PCG calls for suspension of IR35 after damning report by House of Lords Select Committee
In the report, the Committee states the stance that PCG has publicy taken. That HMRC has failed to demonstrate that they have a sound basis for the £550m of tax and national insurance IR35 saves through acting as a deterrent. This is despite the fact that the claimed deterrent nature of the IR35 legislation is its main rationale.
Chris Bryce, CEO of PCG said, “The conclusion of the Committee is that abolition or suspension of the IR35 legislation, whilst attractive, would be unwise if HMRC can prove it provides Exchequer protection to the tune of £550million.
“The simple fact is, HMRC cannot do so. PCG has repeatedly asked HMRC to justify the £550m figure and the so-called 'deterrent effect’ but HMRC has been unable or unwilling to do so. It is now clear from the findings of the House of Lords Select Committee that the effectiveness of this legislation and the justification for its continued existence is built on smoke and mirrors.

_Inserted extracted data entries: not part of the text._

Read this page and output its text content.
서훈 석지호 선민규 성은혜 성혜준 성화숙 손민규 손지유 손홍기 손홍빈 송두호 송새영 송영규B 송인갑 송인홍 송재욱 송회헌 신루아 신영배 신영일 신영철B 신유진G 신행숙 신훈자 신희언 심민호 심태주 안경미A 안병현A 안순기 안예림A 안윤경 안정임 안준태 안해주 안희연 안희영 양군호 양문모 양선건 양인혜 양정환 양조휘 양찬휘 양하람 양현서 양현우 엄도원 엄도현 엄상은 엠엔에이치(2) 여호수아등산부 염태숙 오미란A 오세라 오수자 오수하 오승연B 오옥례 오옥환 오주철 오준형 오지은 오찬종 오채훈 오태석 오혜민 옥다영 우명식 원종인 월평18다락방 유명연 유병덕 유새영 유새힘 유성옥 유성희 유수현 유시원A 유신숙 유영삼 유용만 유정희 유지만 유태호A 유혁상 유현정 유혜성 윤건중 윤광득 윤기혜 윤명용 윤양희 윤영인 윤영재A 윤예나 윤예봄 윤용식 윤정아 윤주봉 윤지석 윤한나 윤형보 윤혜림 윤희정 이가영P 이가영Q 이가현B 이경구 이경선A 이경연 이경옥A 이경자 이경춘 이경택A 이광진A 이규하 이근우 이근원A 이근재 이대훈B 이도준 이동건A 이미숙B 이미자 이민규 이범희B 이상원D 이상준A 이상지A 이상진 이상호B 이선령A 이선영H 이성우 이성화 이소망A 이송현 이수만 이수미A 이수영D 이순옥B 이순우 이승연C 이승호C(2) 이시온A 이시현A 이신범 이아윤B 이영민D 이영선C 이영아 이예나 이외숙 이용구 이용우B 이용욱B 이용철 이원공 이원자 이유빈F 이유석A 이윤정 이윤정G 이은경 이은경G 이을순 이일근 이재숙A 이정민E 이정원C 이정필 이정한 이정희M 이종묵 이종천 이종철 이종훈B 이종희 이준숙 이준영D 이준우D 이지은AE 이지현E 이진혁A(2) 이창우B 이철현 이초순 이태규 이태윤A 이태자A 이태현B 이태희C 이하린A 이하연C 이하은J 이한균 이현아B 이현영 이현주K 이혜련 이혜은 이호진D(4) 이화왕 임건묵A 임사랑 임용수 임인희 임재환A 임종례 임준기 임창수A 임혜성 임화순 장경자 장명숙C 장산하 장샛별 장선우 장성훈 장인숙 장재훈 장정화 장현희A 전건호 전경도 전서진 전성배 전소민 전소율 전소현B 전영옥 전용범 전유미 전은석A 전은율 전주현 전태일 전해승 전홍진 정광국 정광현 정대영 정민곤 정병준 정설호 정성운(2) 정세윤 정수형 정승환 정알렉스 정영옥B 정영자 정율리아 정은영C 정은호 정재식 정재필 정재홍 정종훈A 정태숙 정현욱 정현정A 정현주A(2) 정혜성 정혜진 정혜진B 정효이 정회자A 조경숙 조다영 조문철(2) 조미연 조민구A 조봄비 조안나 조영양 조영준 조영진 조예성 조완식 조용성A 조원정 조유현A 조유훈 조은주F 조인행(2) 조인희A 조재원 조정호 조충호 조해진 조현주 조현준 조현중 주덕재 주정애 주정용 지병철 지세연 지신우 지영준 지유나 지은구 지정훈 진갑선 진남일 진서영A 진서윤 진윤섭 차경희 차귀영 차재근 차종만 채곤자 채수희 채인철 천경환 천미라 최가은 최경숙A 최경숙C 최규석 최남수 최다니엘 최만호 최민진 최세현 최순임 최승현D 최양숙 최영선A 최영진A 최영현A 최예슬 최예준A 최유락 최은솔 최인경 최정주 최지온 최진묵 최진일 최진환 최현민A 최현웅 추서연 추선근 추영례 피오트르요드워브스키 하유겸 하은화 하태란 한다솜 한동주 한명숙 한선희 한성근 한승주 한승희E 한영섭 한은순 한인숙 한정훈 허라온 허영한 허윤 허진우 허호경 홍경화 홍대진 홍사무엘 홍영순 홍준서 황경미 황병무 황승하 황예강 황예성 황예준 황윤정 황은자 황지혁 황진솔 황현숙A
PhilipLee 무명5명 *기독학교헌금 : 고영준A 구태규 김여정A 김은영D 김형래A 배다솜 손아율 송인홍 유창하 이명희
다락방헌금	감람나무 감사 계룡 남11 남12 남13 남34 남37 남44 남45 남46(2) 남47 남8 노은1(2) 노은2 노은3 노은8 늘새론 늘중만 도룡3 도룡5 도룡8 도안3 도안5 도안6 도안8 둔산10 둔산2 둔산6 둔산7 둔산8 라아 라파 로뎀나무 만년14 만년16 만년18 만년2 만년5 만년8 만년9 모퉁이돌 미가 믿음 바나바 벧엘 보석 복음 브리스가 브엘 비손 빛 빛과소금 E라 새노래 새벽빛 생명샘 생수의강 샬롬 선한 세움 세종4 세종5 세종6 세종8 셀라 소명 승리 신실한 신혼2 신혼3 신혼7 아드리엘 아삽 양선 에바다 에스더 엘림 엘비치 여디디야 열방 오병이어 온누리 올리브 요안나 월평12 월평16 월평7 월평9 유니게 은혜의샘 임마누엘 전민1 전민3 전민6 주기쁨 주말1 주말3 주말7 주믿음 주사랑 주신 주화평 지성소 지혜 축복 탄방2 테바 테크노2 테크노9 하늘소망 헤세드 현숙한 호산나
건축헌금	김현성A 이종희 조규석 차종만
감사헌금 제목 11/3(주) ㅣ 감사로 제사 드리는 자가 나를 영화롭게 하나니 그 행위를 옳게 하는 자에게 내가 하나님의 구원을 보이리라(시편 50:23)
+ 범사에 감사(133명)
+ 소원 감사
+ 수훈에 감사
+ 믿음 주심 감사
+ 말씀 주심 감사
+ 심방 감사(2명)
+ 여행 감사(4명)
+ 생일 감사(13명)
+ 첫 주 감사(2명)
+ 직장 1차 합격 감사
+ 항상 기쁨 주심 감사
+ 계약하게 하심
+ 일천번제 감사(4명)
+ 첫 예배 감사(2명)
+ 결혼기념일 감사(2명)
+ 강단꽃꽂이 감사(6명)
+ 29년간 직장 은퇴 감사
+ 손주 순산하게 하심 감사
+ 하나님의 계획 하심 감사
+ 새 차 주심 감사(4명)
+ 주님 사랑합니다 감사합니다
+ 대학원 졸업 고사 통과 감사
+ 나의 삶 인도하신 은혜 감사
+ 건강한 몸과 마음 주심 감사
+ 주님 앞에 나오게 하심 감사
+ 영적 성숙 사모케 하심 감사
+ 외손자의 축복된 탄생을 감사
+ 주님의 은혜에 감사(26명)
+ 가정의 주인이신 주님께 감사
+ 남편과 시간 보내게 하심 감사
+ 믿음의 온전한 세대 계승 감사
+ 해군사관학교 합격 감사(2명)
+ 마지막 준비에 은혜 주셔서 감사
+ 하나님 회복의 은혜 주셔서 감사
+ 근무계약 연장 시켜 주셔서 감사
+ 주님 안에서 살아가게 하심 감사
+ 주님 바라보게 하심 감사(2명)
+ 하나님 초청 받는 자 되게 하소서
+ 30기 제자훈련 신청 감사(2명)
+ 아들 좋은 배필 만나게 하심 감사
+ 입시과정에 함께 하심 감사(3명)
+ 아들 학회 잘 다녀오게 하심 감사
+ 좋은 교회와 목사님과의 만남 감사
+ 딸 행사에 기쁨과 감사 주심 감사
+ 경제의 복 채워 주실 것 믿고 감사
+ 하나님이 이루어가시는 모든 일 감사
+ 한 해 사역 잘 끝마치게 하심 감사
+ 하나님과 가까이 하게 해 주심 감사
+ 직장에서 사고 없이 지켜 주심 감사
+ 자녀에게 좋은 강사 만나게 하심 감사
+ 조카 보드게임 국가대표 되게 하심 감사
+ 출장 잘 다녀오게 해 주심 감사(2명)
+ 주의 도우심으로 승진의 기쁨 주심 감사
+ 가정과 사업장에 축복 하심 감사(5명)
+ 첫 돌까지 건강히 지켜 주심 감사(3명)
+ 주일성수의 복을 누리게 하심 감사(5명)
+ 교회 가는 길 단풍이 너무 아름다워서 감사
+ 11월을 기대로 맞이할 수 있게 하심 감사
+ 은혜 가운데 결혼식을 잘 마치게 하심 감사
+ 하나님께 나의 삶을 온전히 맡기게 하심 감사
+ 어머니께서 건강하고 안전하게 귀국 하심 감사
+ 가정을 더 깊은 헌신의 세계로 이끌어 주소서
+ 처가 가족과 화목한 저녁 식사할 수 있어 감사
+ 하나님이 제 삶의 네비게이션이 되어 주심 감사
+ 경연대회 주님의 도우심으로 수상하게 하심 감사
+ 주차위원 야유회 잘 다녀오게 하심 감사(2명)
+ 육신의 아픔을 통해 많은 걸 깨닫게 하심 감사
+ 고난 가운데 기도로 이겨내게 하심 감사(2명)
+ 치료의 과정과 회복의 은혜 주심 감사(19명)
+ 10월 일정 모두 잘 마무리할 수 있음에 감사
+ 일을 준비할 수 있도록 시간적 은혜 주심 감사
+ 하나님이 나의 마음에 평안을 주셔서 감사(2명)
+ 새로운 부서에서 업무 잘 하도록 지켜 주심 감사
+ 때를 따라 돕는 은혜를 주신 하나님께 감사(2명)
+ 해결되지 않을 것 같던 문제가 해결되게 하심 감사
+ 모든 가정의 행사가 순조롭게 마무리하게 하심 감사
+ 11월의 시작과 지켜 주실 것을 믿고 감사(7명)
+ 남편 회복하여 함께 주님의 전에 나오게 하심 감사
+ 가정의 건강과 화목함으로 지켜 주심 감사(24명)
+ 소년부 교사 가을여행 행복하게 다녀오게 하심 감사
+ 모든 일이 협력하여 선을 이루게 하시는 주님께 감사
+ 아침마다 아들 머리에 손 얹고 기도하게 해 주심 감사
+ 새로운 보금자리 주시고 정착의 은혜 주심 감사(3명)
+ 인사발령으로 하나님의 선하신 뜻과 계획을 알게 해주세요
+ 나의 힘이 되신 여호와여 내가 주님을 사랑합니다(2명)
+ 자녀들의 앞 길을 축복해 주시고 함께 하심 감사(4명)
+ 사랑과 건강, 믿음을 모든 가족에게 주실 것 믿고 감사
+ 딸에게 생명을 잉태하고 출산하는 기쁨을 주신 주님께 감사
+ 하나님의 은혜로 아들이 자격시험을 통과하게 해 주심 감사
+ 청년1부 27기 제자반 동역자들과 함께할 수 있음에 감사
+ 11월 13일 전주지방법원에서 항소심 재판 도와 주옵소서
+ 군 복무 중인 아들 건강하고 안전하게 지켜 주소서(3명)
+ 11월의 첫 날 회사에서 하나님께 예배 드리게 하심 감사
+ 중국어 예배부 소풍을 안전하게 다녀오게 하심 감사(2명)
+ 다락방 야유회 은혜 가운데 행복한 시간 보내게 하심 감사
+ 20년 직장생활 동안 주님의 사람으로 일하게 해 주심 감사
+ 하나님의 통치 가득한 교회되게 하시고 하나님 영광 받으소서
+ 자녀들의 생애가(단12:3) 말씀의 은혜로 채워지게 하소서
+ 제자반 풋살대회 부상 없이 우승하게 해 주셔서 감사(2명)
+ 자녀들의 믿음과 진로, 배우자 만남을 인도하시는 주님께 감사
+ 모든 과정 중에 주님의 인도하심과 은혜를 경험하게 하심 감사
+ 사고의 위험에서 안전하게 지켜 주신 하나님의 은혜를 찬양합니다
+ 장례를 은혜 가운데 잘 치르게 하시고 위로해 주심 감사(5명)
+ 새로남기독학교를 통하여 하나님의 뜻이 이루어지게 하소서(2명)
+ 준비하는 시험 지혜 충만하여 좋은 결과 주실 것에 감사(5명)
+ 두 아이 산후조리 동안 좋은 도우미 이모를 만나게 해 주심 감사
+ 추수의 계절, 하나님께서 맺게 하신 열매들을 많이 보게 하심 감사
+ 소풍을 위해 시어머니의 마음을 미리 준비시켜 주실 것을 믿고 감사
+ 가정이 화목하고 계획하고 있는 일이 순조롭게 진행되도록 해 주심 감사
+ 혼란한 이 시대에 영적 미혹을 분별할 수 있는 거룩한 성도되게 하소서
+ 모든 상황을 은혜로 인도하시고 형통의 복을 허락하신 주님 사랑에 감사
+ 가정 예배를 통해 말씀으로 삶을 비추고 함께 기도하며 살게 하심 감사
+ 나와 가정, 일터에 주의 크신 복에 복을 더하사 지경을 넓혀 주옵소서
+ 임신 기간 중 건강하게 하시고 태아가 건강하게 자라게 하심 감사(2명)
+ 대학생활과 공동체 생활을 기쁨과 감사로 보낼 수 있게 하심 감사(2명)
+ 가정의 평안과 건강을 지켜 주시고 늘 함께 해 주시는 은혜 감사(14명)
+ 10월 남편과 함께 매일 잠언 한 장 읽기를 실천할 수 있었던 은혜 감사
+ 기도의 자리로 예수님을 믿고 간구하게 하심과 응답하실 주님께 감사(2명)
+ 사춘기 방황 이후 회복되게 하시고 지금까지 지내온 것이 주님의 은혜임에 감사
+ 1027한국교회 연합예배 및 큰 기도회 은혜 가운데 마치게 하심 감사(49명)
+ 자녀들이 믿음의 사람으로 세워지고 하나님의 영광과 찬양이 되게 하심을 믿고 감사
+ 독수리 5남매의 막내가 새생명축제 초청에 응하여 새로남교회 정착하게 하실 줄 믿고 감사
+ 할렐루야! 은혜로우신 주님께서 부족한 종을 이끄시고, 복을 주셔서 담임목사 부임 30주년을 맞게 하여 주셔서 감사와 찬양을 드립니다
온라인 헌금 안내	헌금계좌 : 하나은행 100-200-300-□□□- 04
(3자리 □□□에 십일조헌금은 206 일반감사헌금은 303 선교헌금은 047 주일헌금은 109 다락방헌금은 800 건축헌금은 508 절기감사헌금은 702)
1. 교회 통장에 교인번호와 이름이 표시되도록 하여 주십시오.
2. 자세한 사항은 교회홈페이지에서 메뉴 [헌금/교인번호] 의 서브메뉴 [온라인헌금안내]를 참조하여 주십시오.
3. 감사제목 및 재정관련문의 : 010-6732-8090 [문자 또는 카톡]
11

"We are calling for IR35 to be suspended while proper consideration is given to its abolition. Removing this unnecessary legislation will allow the UK’s flexible workforce to do what they do best – boost British business. The Government has refused to listen to the cries for help from the hundreds of thousands of contractors, freelancers and independent professionals blighted by IR35, but they cannot ignore the findings of the Committee."